Ces questions-là n'ont pas à être dans le coffre-fort national, intouchables.

Et beaucoup de Canadiens ont des choses à dire là-dessus. Ce ne sont pas tous des racistes, tant s'en faut. Mais aucun parti national n'a vraiment envie de parler sérieusement de ces enjeux. Maxime Bernier a décidé de le faire, dans son nouveau parti.

Pour le politicien Maxime Bernier, inamovible dans sa circonscription, ce choix est sans risques : les gens de Beauce l'adorent, comme en font foi ses majorités de calibre nord-coréen de 2006, 2008, 2011 et 2015. On le sent bien, M. Bernier pourrait se convertir au maoïsme que les Beaucerons voteraient encore pour lui. 

Ils ont toujours voté pour lui, même après des déboires comme la distribution des Jos Louis en Afghanistan ou son expulsion du cabinet Harper après cette cocasse histoire de documents secrets oubliés chez une copine...

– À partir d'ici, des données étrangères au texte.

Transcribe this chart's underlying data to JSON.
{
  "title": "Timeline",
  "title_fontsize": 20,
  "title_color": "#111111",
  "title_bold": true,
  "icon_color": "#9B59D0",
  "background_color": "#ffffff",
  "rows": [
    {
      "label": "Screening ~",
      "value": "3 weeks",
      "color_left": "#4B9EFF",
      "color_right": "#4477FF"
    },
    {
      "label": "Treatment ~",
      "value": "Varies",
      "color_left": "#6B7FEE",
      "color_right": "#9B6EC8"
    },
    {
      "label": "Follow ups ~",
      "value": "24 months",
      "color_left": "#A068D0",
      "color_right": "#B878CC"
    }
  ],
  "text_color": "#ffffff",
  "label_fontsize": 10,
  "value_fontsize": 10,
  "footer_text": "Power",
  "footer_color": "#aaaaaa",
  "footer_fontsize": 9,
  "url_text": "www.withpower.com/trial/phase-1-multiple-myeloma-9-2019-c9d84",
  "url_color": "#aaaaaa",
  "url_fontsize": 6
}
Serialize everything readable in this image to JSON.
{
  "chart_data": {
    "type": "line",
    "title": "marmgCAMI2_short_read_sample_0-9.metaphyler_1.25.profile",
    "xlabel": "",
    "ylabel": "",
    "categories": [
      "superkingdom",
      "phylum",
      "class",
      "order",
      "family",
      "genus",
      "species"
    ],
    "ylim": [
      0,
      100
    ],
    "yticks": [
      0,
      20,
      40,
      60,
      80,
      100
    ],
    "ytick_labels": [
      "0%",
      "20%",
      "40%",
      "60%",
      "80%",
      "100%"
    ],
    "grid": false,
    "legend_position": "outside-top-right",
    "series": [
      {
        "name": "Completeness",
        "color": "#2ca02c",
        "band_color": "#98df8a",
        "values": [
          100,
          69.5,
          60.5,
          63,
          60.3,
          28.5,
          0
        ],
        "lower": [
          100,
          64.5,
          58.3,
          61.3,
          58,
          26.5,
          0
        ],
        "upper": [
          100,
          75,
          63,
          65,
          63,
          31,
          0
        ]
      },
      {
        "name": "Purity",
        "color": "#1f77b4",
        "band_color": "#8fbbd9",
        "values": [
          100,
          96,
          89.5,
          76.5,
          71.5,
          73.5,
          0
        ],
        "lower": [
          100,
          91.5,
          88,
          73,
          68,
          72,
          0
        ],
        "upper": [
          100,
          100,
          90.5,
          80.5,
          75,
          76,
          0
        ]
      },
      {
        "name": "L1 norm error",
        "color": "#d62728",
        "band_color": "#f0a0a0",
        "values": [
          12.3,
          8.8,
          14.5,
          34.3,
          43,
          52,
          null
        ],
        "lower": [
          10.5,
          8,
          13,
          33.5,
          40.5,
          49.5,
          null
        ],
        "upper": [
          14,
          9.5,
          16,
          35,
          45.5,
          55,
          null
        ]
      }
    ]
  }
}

Mais pour le tissu social, c'est une autre histoire. Tous les Canadiens qui ont des choses à dire sur les enjeux identitaires ne sont pas des racistes, mais les racistes ont tous des choses à dire là-dessus... Et ceux-là, depuis que M. Bernier est le pourfendeur en chef du multiculturalisme, pensent avoir trouvé leur relais politique au Parlement canadien.

Maxime Bernier va-t-il se distancer d'eux ?

J'espère que oui. Mais j'ai bien peur que non...

Par exemple, dans la journée de lundi, il était clair que Diane Blain, cette femme qui est allée conspuer Justin Trudeau dans une assemblée partisane en Montérégie, est une xénophobe qui fraie avec des groupes xénophobes réactionnaires.

Lundi, on savait. On savait que Mme Blain croque de l'« étrange », qu'importe son statut.

Mais mardi, sur Twitter, Maxime Bernier se servait encore de Mme Blain pour critiquer Justin Trudeau et lui reprocher d'avoir crié sur Mme Blain.

Alors on peut parler d'immigration, on peut parler de diversité, on peut parler de multiculturalisme, je veux bien, ça se fait.

Mais me semble qu'on devrait le faire sans flatter les fachos dans le sens du poil.